Sarawakians observe a number of holidays and festivals throughout the year. Apart from national Hari Merdeka and Malaysia Day celebrations, the state also celebrates Sarawak Self-government Day on 22 July and the State Governor's birthday. Ethnic groups also celebrate their own festivals. The open house tradition allows other ethnic groups to join in the celebrations. Sarawak is the only state in Malaysia to declare the Gawai Dayak celebration a public holiday. It is also the only state in Malaysia that does not gazette the Deepavali celebration as a public holiday. Religious groups are free to hold processions in major towns and cities during festivals.
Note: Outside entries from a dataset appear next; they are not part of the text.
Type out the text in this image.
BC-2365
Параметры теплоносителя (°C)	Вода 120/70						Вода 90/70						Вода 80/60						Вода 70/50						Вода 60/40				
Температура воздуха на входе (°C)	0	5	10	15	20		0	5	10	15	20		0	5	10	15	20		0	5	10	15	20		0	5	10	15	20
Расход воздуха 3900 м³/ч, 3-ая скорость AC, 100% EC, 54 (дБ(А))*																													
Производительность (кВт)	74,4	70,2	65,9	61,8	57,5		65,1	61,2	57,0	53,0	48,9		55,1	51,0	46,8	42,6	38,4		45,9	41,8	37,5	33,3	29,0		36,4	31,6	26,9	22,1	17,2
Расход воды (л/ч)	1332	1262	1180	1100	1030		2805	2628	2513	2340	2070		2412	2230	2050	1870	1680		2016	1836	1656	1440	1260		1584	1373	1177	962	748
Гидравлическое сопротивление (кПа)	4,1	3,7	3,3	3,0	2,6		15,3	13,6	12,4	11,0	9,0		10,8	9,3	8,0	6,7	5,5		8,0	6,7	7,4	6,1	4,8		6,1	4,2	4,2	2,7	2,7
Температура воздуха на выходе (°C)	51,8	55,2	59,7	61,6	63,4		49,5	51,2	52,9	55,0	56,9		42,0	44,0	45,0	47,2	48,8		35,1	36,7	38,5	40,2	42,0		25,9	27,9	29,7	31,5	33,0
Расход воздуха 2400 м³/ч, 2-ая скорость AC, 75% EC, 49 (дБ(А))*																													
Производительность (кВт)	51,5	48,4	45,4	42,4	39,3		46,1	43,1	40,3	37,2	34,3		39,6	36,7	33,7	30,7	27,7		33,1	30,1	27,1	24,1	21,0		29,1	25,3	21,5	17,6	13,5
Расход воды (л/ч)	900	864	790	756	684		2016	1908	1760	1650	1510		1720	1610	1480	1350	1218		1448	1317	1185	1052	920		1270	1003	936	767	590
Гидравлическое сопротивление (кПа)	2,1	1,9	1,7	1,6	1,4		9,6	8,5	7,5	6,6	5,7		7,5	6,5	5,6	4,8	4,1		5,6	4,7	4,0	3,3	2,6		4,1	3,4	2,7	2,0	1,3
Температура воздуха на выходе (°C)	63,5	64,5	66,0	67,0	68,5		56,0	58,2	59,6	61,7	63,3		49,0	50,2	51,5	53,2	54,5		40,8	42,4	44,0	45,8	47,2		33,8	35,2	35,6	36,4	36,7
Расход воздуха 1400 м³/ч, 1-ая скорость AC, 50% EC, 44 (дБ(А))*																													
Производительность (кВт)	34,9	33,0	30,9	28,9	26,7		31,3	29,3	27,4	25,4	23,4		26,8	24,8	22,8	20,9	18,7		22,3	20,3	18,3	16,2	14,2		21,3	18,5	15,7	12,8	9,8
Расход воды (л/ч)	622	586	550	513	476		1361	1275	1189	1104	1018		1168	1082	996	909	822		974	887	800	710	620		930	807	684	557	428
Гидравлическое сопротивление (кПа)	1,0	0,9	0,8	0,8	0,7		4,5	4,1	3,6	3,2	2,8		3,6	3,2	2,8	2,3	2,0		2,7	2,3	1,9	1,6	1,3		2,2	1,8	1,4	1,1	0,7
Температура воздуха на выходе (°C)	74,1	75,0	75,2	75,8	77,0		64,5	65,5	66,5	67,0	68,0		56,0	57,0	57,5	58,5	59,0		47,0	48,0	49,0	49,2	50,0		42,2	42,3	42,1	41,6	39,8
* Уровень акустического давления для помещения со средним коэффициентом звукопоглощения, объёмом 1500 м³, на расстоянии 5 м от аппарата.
Sarawak and Sabah are the only two states in Malaysia that declare Good Friday a public holiday. The Kuching Festival is a month-long celebration that is held every August to commemorate its elevation to city status in 1988. Miri City Day is held in conjunction with Miri May Fest every year.

== Sports ==
Sarawak sent its own teams to participate in the 1958 and 1962 British Empire and Commonwealth Games, and 1962 Asian Games before its athletes started representing Malaysia after 1963. The Sarawak State Sports Council was formed in 1985 to raise the standard of sports in Sarawak. Sarawak was the host of the Malaysian SUKMA Games in 1990 and 2016. The state was the overall champion in the 1990, 1992, and 1994 SUKMA games. Sarawakians have represented Malaysia in the Southeast Asian Games. The state also sent athletes to participate in the Special Olympics World Games. Sarawak emerged as the overall champion for 11 consecutive years at the Malaysia Para Games beginning in 1994. There are several stadiums in Sarawak: Sarawak Stadium, Sarawak State Stadium, Stadium Perpaduan (Unity Stadium), and Sarawak State Hockey Stadium. The Sarawak FA football association was founded in 1974. It won the Malaysia FA Cup in 1992 and the Malaysia Premier League in 1997 and 2013.